Job is going about his private affairs, unaware that he has suddenly become the center of God's attention.
He has become the battleground for a conflict between God and Satan in which God is planning to pull
the rug out from under Satan.
A devotion introduction for December
The book of Job is perhaps the oldest book in the Bible. No one knows who wrote it. Some scholars think Moses may have written it, while some date it as late as the time of Solomon. But one thing is certain: the Holy Spirit gave this book to us. It is a very profound book, and in many ways it touches upon certain themes more deeply than any other book of the Bible. It is also a very beautiful book, written in majestic, glorious language.
Job was a real man, not a mythological figure. He is mentioned by Ezekiel and classified as one of the three great men of the Old Testament, along with Noah and Daniel (Ezekiel 14:14, 20). In the New Testament, James mentions Job, referring to his patience and steadfast endurance (5:11).

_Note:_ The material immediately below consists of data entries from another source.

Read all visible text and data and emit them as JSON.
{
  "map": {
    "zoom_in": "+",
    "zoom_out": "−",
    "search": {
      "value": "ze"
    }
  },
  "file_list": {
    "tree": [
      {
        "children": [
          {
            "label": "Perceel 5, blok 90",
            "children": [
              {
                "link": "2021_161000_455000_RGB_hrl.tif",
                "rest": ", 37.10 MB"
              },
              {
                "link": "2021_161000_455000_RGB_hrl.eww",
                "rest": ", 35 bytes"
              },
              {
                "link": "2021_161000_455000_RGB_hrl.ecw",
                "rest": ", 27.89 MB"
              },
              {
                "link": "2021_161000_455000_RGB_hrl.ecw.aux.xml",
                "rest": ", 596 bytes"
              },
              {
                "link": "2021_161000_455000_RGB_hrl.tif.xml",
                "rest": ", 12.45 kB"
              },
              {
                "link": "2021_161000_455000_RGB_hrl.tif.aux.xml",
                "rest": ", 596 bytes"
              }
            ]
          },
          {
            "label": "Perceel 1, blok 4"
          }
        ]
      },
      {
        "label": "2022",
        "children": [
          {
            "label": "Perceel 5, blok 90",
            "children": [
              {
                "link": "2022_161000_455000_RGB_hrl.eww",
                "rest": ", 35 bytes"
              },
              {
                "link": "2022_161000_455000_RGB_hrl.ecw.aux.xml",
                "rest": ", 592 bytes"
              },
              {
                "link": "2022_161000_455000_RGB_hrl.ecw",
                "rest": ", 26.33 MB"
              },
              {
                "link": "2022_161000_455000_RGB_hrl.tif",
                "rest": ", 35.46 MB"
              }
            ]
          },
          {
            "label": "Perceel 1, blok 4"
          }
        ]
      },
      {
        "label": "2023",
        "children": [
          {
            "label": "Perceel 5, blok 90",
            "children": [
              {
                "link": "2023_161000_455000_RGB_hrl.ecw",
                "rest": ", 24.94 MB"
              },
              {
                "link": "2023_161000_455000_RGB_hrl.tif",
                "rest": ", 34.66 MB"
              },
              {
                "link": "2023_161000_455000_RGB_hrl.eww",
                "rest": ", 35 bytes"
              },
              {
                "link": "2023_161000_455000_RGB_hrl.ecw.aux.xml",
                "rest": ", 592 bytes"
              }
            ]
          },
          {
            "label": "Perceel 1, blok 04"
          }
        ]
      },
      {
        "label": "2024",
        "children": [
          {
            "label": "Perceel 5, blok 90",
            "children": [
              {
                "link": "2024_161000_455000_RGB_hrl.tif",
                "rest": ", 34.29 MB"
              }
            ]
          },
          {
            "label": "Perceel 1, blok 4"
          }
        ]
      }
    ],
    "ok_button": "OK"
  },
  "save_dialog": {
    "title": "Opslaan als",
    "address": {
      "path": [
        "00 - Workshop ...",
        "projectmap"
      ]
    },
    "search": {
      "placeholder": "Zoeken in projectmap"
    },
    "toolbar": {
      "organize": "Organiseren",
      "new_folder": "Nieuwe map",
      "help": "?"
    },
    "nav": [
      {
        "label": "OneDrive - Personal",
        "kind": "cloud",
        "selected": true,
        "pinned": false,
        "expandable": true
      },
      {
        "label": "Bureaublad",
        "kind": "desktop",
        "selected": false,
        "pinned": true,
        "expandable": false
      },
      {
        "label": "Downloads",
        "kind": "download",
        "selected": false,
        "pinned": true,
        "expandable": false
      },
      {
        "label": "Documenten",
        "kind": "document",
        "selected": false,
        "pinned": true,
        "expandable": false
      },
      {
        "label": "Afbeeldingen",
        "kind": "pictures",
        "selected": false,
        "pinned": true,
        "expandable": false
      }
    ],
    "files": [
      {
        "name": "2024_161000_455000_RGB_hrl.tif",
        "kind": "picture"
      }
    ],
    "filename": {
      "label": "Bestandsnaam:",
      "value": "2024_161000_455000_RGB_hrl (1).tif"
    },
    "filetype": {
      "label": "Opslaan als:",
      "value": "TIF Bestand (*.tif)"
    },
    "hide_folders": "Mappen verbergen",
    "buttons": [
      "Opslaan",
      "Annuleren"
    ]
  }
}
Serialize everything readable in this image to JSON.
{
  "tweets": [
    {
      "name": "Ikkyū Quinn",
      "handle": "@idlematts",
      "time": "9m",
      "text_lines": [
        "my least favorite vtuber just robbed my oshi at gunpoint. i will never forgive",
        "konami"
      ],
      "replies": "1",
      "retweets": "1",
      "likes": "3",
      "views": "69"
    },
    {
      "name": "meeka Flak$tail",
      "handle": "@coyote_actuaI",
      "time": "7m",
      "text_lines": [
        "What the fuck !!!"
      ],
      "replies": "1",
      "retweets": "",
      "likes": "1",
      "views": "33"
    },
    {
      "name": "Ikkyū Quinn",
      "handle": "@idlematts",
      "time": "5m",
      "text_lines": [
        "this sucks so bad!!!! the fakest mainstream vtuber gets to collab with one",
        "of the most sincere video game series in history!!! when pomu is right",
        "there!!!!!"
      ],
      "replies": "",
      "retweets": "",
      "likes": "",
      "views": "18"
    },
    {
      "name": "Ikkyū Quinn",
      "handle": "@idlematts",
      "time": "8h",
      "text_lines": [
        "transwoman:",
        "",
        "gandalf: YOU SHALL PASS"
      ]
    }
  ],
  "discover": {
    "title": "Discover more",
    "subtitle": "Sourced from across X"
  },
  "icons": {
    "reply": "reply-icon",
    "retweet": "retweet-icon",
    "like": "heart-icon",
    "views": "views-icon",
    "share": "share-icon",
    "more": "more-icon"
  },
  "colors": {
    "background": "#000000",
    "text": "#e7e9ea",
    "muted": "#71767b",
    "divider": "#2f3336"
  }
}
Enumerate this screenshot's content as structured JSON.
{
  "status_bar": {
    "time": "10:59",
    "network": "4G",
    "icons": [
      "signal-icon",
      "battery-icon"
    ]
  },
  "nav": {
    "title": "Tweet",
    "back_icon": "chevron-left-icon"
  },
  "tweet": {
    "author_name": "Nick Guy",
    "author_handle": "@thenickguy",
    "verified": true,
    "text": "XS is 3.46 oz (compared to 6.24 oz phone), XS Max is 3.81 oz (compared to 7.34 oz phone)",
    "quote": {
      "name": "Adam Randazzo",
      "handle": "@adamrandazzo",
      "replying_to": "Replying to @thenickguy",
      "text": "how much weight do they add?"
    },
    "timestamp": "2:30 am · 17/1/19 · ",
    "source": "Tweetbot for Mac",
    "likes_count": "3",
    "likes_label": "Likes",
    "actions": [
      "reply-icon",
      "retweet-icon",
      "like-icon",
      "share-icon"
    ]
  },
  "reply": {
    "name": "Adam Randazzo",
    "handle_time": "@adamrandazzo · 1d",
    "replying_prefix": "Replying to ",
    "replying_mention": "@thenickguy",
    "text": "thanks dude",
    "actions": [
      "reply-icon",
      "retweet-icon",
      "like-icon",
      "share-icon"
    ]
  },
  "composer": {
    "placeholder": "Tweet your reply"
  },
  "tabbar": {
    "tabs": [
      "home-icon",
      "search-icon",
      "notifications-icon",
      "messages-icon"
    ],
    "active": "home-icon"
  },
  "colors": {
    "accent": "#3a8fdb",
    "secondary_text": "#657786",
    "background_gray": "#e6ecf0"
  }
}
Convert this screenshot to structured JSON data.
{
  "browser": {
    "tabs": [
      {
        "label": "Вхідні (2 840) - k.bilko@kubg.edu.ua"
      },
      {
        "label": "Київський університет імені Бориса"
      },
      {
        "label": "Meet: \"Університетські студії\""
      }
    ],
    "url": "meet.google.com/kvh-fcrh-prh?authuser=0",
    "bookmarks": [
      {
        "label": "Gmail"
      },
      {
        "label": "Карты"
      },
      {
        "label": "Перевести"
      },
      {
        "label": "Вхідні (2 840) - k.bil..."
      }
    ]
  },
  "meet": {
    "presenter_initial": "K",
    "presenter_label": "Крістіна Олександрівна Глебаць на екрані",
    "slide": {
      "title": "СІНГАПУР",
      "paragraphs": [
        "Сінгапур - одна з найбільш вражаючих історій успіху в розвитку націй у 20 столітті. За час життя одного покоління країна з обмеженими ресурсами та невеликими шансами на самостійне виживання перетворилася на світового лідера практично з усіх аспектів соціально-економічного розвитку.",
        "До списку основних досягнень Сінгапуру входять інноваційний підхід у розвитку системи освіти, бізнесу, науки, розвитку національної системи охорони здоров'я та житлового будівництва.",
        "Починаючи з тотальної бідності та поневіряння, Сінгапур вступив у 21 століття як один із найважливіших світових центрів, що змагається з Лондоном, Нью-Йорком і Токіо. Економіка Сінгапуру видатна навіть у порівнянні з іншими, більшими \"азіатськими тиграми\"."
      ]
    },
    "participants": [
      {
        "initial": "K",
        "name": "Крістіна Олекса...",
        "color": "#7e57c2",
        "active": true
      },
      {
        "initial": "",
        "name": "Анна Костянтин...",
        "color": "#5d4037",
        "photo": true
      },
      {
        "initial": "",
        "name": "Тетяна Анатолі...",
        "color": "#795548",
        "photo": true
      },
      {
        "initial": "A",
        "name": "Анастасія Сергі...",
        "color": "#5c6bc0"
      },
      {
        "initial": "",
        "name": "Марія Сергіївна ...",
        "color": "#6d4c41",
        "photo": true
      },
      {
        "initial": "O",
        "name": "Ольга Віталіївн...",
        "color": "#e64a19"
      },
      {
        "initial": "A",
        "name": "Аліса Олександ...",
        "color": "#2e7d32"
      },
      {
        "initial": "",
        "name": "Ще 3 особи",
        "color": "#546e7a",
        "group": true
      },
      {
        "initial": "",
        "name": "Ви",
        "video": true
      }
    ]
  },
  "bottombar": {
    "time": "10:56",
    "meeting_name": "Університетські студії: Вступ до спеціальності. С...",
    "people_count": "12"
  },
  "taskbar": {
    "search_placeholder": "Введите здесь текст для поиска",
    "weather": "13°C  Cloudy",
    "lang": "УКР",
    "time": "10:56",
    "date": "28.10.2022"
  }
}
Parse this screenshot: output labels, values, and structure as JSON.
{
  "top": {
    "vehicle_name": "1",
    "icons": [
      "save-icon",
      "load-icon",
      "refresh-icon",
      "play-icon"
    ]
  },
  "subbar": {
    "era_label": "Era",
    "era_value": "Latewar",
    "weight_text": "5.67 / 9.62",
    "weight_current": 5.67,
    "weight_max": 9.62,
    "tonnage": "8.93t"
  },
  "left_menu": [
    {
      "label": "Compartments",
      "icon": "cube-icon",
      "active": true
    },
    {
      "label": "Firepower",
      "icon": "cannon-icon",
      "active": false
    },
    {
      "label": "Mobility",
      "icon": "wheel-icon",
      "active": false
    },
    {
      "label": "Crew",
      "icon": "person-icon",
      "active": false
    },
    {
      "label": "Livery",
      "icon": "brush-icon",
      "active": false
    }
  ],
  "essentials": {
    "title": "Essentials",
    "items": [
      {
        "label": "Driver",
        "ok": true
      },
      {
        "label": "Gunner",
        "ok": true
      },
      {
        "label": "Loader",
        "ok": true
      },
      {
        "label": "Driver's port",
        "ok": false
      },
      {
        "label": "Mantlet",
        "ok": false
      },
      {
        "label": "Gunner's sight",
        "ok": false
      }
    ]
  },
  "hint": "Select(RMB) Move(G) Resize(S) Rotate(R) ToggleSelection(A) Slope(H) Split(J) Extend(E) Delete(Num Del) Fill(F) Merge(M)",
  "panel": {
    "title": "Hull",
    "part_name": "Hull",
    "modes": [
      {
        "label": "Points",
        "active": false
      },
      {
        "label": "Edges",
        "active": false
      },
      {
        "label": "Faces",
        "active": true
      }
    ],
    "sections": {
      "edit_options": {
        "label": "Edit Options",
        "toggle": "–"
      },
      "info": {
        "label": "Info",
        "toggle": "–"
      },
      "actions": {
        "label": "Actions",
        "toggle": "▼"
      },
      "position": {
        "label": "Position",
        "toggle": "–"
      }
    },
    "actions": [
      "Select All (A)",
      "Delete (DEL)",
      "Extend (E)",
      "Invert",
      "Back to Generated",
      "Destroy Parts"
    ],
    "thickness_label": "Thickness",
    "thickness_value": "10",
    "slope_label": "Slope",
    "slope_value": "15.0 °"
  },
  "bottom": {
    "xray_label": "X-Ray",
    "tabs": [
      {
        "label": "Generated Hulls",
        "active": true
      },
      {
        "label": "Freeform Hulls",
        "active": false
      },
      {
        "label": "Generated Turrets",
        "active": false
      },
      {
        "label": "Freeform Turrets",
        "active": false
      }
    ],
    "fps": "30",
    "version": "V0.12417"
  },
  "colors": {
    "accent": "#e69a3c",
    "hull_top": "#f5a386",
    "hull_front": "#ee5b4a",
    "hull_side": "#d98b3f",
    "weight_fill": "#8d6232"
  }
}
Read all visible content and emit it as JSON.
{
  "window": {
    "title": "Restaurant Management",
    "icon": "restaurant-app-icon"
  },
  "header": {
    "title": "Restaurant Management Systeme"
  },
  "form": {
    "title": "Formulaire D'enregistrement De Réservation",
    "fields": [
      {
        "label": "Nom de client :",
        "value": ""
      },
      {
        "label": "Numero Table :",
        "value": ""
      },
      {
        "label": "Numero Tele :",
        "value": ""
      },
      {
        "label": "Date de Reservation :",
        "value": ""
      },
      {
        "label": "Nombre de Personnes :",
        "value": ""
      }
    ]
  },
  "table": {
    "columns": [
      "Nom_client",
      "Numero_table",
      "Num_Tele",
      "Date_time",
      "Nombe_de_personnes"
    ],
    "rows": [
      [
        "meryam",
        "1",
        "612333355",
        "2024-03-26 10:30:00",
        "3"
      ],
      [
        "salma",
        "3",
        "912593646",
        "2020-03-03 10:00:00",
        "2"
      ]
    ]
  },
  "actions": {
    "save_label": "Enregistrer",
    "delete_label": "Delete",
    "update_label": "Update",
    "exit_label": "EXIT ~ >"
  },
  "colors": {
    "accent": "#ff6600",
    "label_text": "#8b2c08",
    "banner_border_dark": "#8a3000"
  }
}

According to the opening part of the book, Job lived in the land of Uz, and he was probably one of the most prominent citizens of that land. He was a contemporary of Abraham, most likely, so this book goes back to the very beginning of biblical history.
As we will see, the book is a kind of epic poem, very much like the Iliad and the Odyssey, by Homer. Some think it was presented at times as a drama in which actors recited the parts of the different characters in the book. Most of the book is poetry, but it begins and ends with a prose prologue and epilogue, which are like program notes that are given to the audience in this drama.